Skip to main content
Announcements
Qlik Connect 2024! Seize endless possibilities! LEARN MORE
cancel
Showing results for 
Search instead for 
Did you mean: 
Not applicable

Clean up script or functionality

Is there a known clean-up / data quality functionality that exists in QLikView ? would you have a reference to example clean-up scripts for the data ?

Clean-up is for sales / revenue data, incl.

* remove duplicates

* find and handle quasi-duplicates

...

Would you more generally have a hint at macros (Excel, others), or algos that perform such clean-up ?

Thanks

2 Replies
Peter_Cammaert
Partner - Champion III
Partner - Champion III

The best way to get better quality data is to perform cleanups in the source system. Always.

Otherwise you'll build BI solutions full of exception handling code. Which is not a pretty sight and may rapidly become a nightmare to maintain.

However, sometimes you're stuck with data that cannot be changed anymore (general ledgers, transaction tables, historical exchange rates and such), especially in ERP systems. IMHO such situations require ad-hoc solutions, tailored to keep the corrective actions efficient and almost invisible.

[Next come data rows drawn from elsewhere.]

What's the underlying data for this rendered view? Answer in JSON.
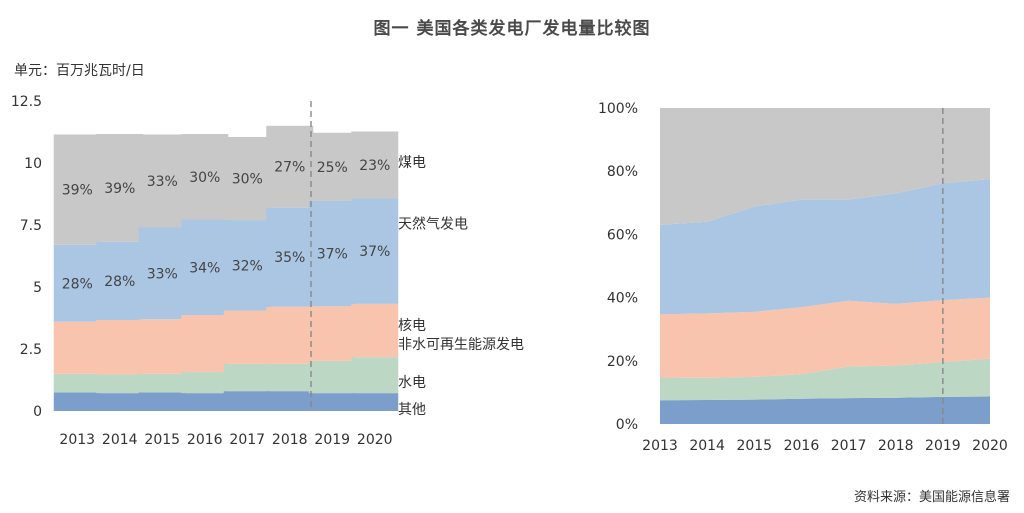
{
  "title": "图一  美国各类发电厂发电量比较图",
  "unit": "单元：百万兆瓦时/日",
  "source": "资料来源：美国能源信息署",
  "colors": {
    "其他": "#7b9fca",
    "水电": "#bcd7c4",
    "非水可再生能源发电": "#f8c4ad",
    "核电": "#f8c4ad",
    "天然气发电": "#aac6e3",
    "煤电": "#c8c8c8",
    "divider": "#888888"
  },
  "chart_data": [
    {
      "type": "bar",
      "stacked": true,
      "categories": [
        "2013",
        "2014",
        "2015",
        "2016",
        "2017",
        "2018",
        "2019",
        "2020"
      ],
      "ylim": [
        0,
        12.5
      ],
      "yticks": [
        "0",
        "2.5",
        "5",
        "7.5",
        "10",
        "12.5"
      ],
      "ylabel": "单元：百万兆瓦时/日",
      "divider_after": "2018",
      "series": [
        {
          "name": "其他",
          "values": [
            0.75,
            0.72,
            0.75,
            0.72,
            0.8,
            0.8,
            0.72,
            0.72
          ]
        },
        {
          "name": "水电",
          "values": [
            0.75,
            0.75,
            0.75,
            0.85,
            1.1,
            1.1,
            1.3,
            1.45
          ]
        },
        {
          "name": "核电",
          "values": [
            2.1,
            2.2,
            2.2,
            2.3,
            2.15,
            2.3,
            2.2,
            2.15
          ]
        },
        {
          "name": "天然气发电",
          "values": [
            3.1,
            3.15,
            3.7,
            3.85,
            3.65,
            4.0,
            4.25,
            4.25
          ]
        },
        {
          "name": "煤电",
          "values": [
            4.45,
            4.35,
            3.75,
            3.45,
            3.35,
            3.3,
            2.75,
            2.7
          ]
        }
      ],
      "labels": {
        "煤电": [
          "39%",
          "39%",
          "33%",
          "30%",
          "30%",
          "27%",
          "25%",
          "23%"
        ],
        "天然气发电": [
          "28%",
          "28%",
          "33%",
          "34%",
          "32%",
          "35%",
          "37%",
          "37%"
        ]
      },
      "legend": [
        "煤电",
        "天然气发电",
        "核电",
        "非水可再生能源发电",
        "水电",
        "其他"
      ]
    },
    {
      "type": "area",
      "stacked": true,
      "x": [
        "2013",
        "2014",
        "2015",
        "2016",
        "2017",
        "2018",
        "2019",
        "2020"
      ],
      "ylim": [
        0,
        100
      ],
      "yticks": [
        "0%",
        "20%",
        "40%",
        "60%",
        "80%",
        "100%"
      ],
      "divider_after": "2019",
      "series": [
        {
          "name": "其他",
          "values": [
            7.5,
            7.6,
            7.7,
            8.0,
            8.2,
            8.3,
            8.6,
            8.7
          ]
        },
        {
          "name": "水电",
          "values": [
            7.2,
            7.0,
            7.2,
            7.8,
            10.0,
            10.2,
            11.0,
            12.0
          ]
        },
        {
          "name": "核电",
          "values": [
            20.0,
            20.4,
            20.6,
            21.2,
            20.8,
            19.5,
            19.6,
            19.3
          ]
        },
        {
          "name": "天然气发电",
          "values": [
            28.3,
            29.0,
            33.3,
            34.0,
            32.0,
            35.0,
            37.0,
            37.5
          ]
        },
        {
          "name": "煤电",
          "values": [
            37.0,
            36.0,
            31.2,
            29.0,
            29.0,
            27.0,
            23.8,
            22.5
          ]
        }
      ]
    }
  ]
}
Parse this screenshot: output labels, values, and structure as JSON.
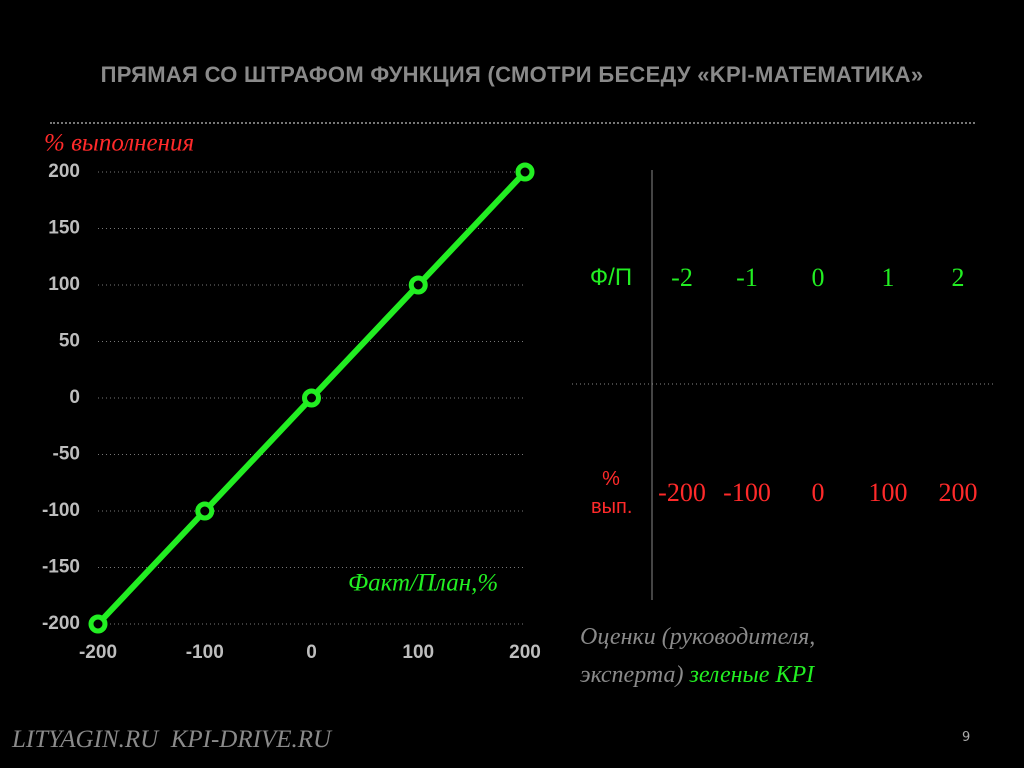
{
  "title": "ПРЯМАЯ СО ШТРАФОМ ФУНКЦИЯ (СМОТРИ БЕСЕДУ «KPI-МАТЕМАТИКА»",
  "chart_data": {
    "type": "line",
    "y_label": "% выполнения",
    "x_label": "Факт/План,%",
    "x": [
      -200,
      -100,
      0,
      100,
      200
    ],
    "series": [
      {
        "values": [
          -200,
          -100,
          0,
          100,
          200
        ],
        "color": "#22ee22"
      }
    ],
    "xlim": [
      -200,
      200
    ],
    "ylim": [
      -200,
      200
    ],
    "xticks": [
      -200,
      -100,
      0,
      100,
      200
    ],
    "yticks": [
      -200,
      -150,
      -100,
      -50,
      0,
      50,
      100,
      150,
      200
    ],
    "grid": true
  },
  "table": {
    "rows": [
      [
        "Ф/П",
        -2,
        -1,
        0,
        1,
        2
      ],
      [
        "% вып.",
        -200,
        -100,
        0,
        100,
        200
      ]
    ]
  },
  "note": {
    "text": "Оценки (руководителя, эксперта)",
    "highlight": "зеленые KPI"
  },
  "footer": "LITYAGIN.RU  KPI-DRIVE.RU",
  "page_number": "9"
}
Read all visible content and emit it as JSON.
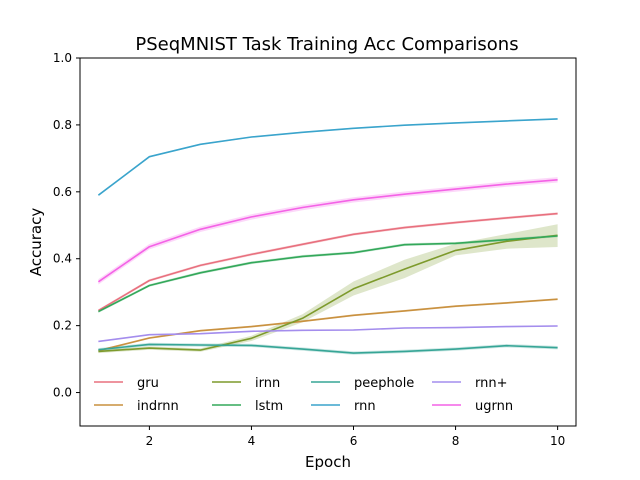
{
  "chart_data": {
    "type": "line",
    "title": "PSeqMNIST Task Training Acc  Comparisons",
    "xlabel": "Epoch",
    "ylabel": "Accuracy",
    "xlim": [
      0.64,
      10.36
    ],
    "ylim": [
      -0.1,
      1.0
    ],
    "xticks": [
      2,
      4,
      6,
      8,
      10
    ],
    "yticks": [
      0.0,
      0.2,
      0.4,
      0.6,
      0.8,
      1.0
    ],
    "xtick_labels": [
      "2",
      "4",
      "6",
      "8",
      "10"
    ],
    "ytick_labels": [
      "0.0",
      "0.2",
      "0.4",
      "0.6",
      "0.8",
      "1.0"
    ],
    "grid": false,
    "legend_position": "lower-center",
    "x": [
      1,
      2,
      3,
      4,
      5,
      6,
      7,
      8,
      9,
      10
    ],
    "series": [
      {
        "name": "gru",
        "color": "#e8707e",
        "values": [
          0.245,
          0.335,
          0.38,
          0.413,
          0.443,
          0.473,
          0.493,
          0.508,
          0.522,
          0.535
        ],
        "band": 0.004
      },
      {
        "name": "indrnn",
        "color": "#c9913f",
        "values": [
          0.125,
          0.163,
          0.185,
          0.197,
          0.213,
          0.231,
          0.244,
          0.258,
          0.268,
          0.279
        ],
        "band": 0.003
      },
      {
        "name": "irnn",
        "color": "#7d9a2c",
        "values": [
          0.123,
          0.133,
          0.127,
          0.162,
          0.222,
          0.31,
          0.369,
          0.425,
          0.452,
          0.47
        ],
        "band_upper": [
          0.005,
          0.005,
          0.005,
          0.008,
          0.012,
          0.022,
          0.028,
          0.02,
          0.022,
          0.033
        ],
        "band_lower": [
          0.005,
          0.005,
          0.005,
          0.008,
          0.012,
          0.02,
          0.027,
          0.015,
          0.022,
          0.035
        ]
      },
      {
        "name": "lstm",
        "color": "#33a85a",
        "values": [
          0.242,
          0.32,
          0.358,
          0.388,
          0.407,
          0.418,
          0.442,
          0.446,
          0.457,
          0.468
        ],
        "band": 0.004
      },
      {
        "name": "peephole",
        "color": "#36a596",
        "values": [
          0.128,
          0.144,
          0.142,
          0.141,
          0.13,
          0.118,
          0.123,
          0.13,
          0.14,
          0.134
        ],
        "band": 0.005
      },
      {
        "name": "rnn",
        "color": "#3aa4cc",
        "values": [
          0.59,
          0.705,
          0.742,
          0.764,
          0.778,
          0.79,
          0.799,
          0.806,
          0.812,
          0.818
        ],
        "band": 0.002
      },
      {
        "name": "rnn+",
        "color": "#a48ded",
        "values": [
          0.153,
          0.173,
          0.176,
          0.183,
          0.186,
          0.187,
          0.193,
          0.194,
          0.197,
          0.199
        ],
        "band": 0.002
      },
      {
        "name": "ugrnn",
        "color": "#f462e6",
        "values": [
          0.331,
          0.436,
          0.488,
          0.525,
          0.553,
          0.576,
          0.593,
          0.608,
          0.623,
          0.636
        ],
        "band": 0.008
      }
    ]
  }
}
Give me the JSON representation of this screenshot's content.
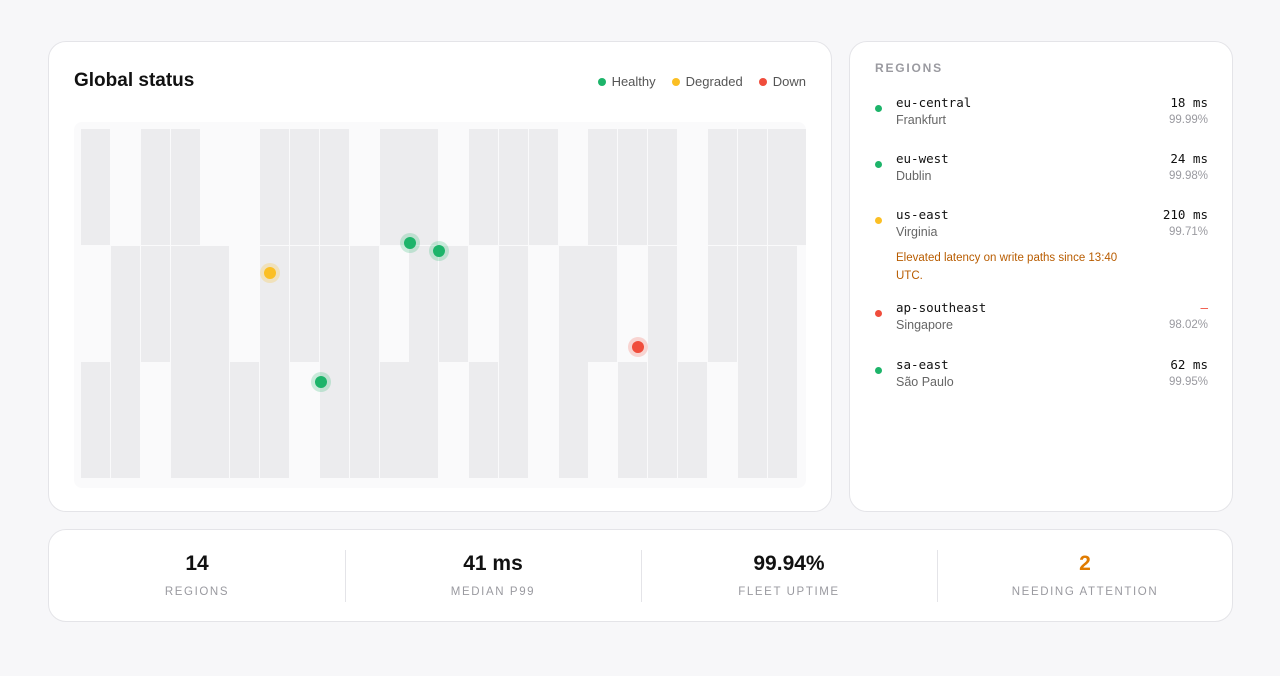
{
  "map": {
    "title": "Global status",
    "legend": [
      {
        "label": "Healthy",
        "color": "#1db46a"
      },
      {
        "label": "Degraded",
        "color": "#fbbf24"
      },
      {
        "label": "Down",
        "color": "#f04d3c"
      }
    ]
  },
  "regions": {
    "heading": "REGIONS",
    "items": [
      {
        "code": "eu-central",
        "city": "Frankfurt",
        "latency": "18 ms",
        "uptime": "99.99%",
        "status": "healthy",
        "color": "#1db46a",
        "note": ""
      },
      {
        "code": "eu-west",
        "city": "Dublin",
        "latency": "24 ms",
        "uptime": "99.98%",
        "status": "healthy",
        "color": "#1db46a",
        "note": ""
      },
      {
        "code": "us-east",
        "city": "Virginia",
        "latency": "210 ms",
        "uptime": "99.71%",
        "status": "degraded",
        "color": "#fbbf24",
        "note": "Elevated latency on write paths since 13:40 UTC."
      },
      {
        "code": "ap-southeast",
        "city": "Singapore",
        "latency": "—",
        "uptime": "98.02%",
        "status": "down",
        "color": "#f04d3c",
        "note": ""
      },
      {
        "code": "sa-east",
        "city": "São Paulo",
        "latency": "62 ms",
        "uptime": "99.95%",
        "status": "healthy",
        "color": "#1db46a",
        "note": ""
      }
    ]
  },
  "stats": [
    {
      "value": "14",
      "label": "REGIONS",
      "color": "#111111"
    },
    {
      "value": "41 ms",
      "label": "MEDIAN P99",
      "color": "#111111"
    },
    {
      "value": "99.94%",
      "label": "FLEET UPTIME",
      "color": "#111111"
    },
    {
      "value": "2",
      "label": "NEEDING ATTENTION",
      "color": "#e07b00"
    }
  ]
}
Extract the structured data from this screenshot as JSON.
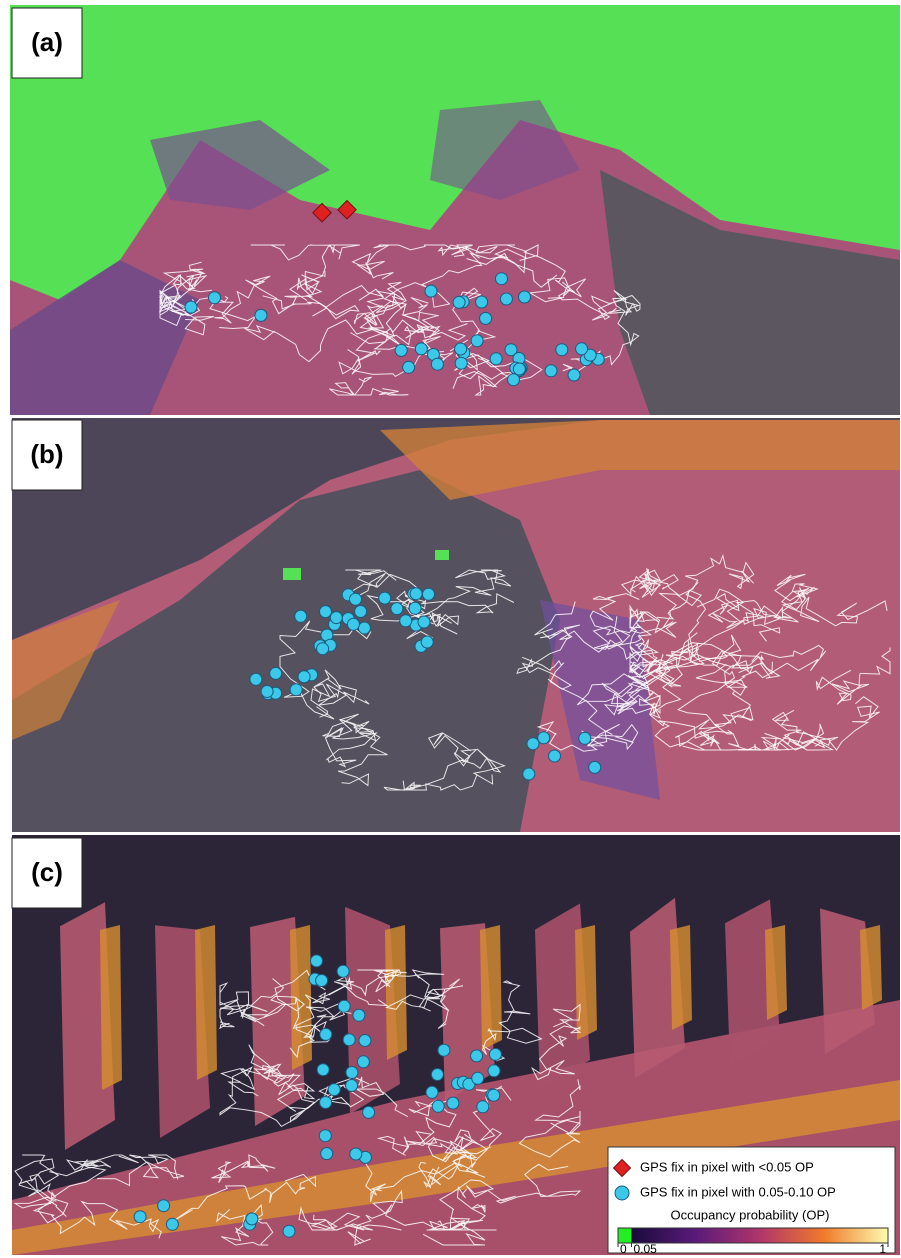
{
  "panels": [
    {
      "label": "(a)"
    },
    {
      "label": "(b)"
    },
    {
      "label": "(c)"
    }
  ],
  "legend": {
    "items": [
      {
        "label": "GPS fix in pixel with <0.05 OP"
      },
      {
        "label": "GPS fix in pixel with 0.05-0.10 OP"
      }
    ],
    "colorbar": {
      "title": "Occupancy probability (OP)",
      "ticks": [
        0,
        0.05,
        1
      ]
    }
  }
}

Also, some code you add to your scripts will not necessarily correct the data, but will bring bad data to the attention of the people responsible. When they correct their mistakes, the code will automatically become "inactive" (because of no more bad values).

Some examples:

  • Impossible dates end up somehow in transactions, causing your calendar to extend into 3014 or something: make an inventory of these dates and if there aren't too many, filter them out using a mapping table.
  • Many table fields should refer to master data, but sometimes have a NULL or empty value: always capture these by putting an out-of-range value (e.g. -1) in these fields and by creating corresponding master data records.
  • Some product codes are used in orders, but there aren't any corresponding definitions in the Products table: add artificial product definitions to the Products table and give them a name like 'UNDEFINED (ProductID)' so that end-users know that something was missing here.
  • ...

Best,

Peter

Not applicable
Author

Please post some sample data so community will help you more.